Шрифт:
Интервал:
Закладка:
– Угу,…орово… усно… – удовлетворенно кивнув, проговорил он с полным ртом.
Воцарилось молчание. Не притрагиваясь к ароматному круасану, Ирина выпила вина. Она водила Серегина по городу уже второй день, а нужного результата не было – никак не получалось разговорить его, вызвать на откровенность. "Неужели нет другого выхода? Неужели придется ложиться с этим подонком в постель? Ах, Софи, Софи… – вспомнила она старшую сестру Леночки. – Как бы мне сейчас пригодился твой опыт!"
Последний раз они виделись, кажется, в 1919 году. Очутившись тогда в Одессе, куда, как выяснилось, очень кстати, перебросили для укрепления местной "чрезвычайки" одного из ухажеров Софи, Ирине показалось, что все самое страшное позади, что здесь на берегу моря под ласковым южным небом ничего с ней уже случиться не может.
Софи со своим любовником – "папочкой", как она его называла, жили отдельно, в доме на Французском бульваре, а так как условием "папочки" было полное отсутствие видимых контактов девушек с Софи, то они с Леночкой поселились неподалеку от набережной, сняв крохотную комнатку в квартире у неопрятной, непрерывно ворчащей женщины неопределенного возраста. Хозяйка подрабатывала стиркой белья для товарищей из местной ЧК, присланных сюда из разных губерний России для борьбы с контрреволюцией и бандитизмом на Юге. Стирала она с каким-то остервенением, причитая и разговаривая сама с собой. Ее ворчание прекращалось только поздно ночью, когда вконец измученный ею же самой организм, отказывал и в несколько секунд укладывал ее спать. Со стороны казалось, будто кто-то невидимый, не в силах уже слышать бесконечное бормотание и стоны, просто ударял ее по голове чем-то тяжелым. Хозяйка мгновенно засыпала, однако и во сне время от времени вскрикивала: "Гады проклятые… лазют тут…лазют… Белые… Красные… что им… чтоб они все передохли…"

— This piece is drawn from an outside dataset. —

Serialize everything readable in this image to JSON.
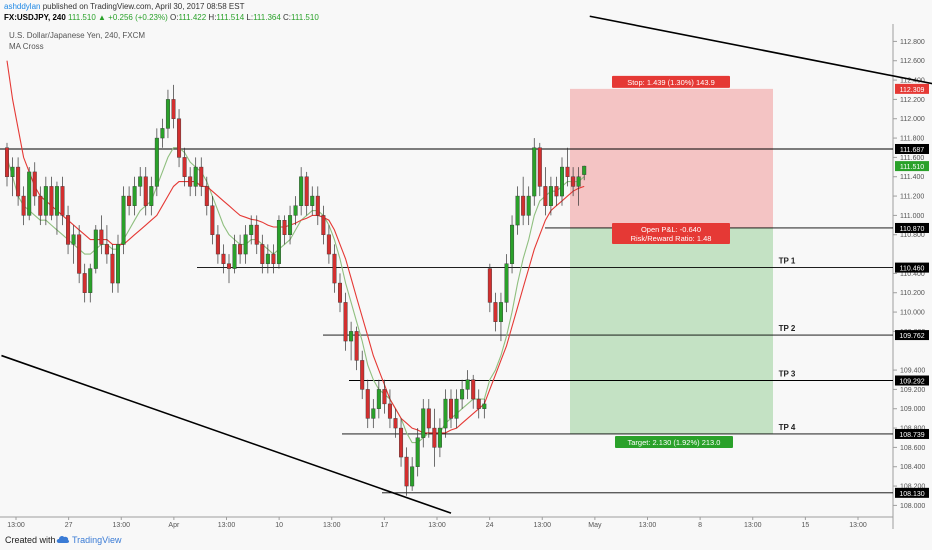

Ирину хозяйка невзлюбила сразу – "буржуазка", как она ее называла, была слишком брезглива, и на многие проявления простой, "народной", как говорила хозяйка, жизни реагировала неправильно – приступами тошноты или позывами к рвоте. Подумаешь – вши в тюках с бельем, подумаешь – тараканы в доме или алюминевая миска скользкая, да рыбой воняет. Поди-ка ж отмой ее в холодной воде!
В конце концов, девушки переехали в другую квартиру, которую им при помощи любовника подобрала Софи. Квартирка была маленькая, но сравнительно чистая, а, главное, кроме них там никого не было. День был загружен – надо было постоять в очереди за керосином несколько часов, потом бежать на другой конец города за хлебом, затем – уборка, стирка, десятки мелких дел. Софи вскоре помогла и с питанием, пристроив их в столовую, где можно было за восемнадцать рублей поесть суп или борщ без мяса и "гречаную" или "пшеную" кашу с куском хлеба. Деньги постепенно кончались, вещи для продажи тоже, и страшно было подумать, как придется жить дальше.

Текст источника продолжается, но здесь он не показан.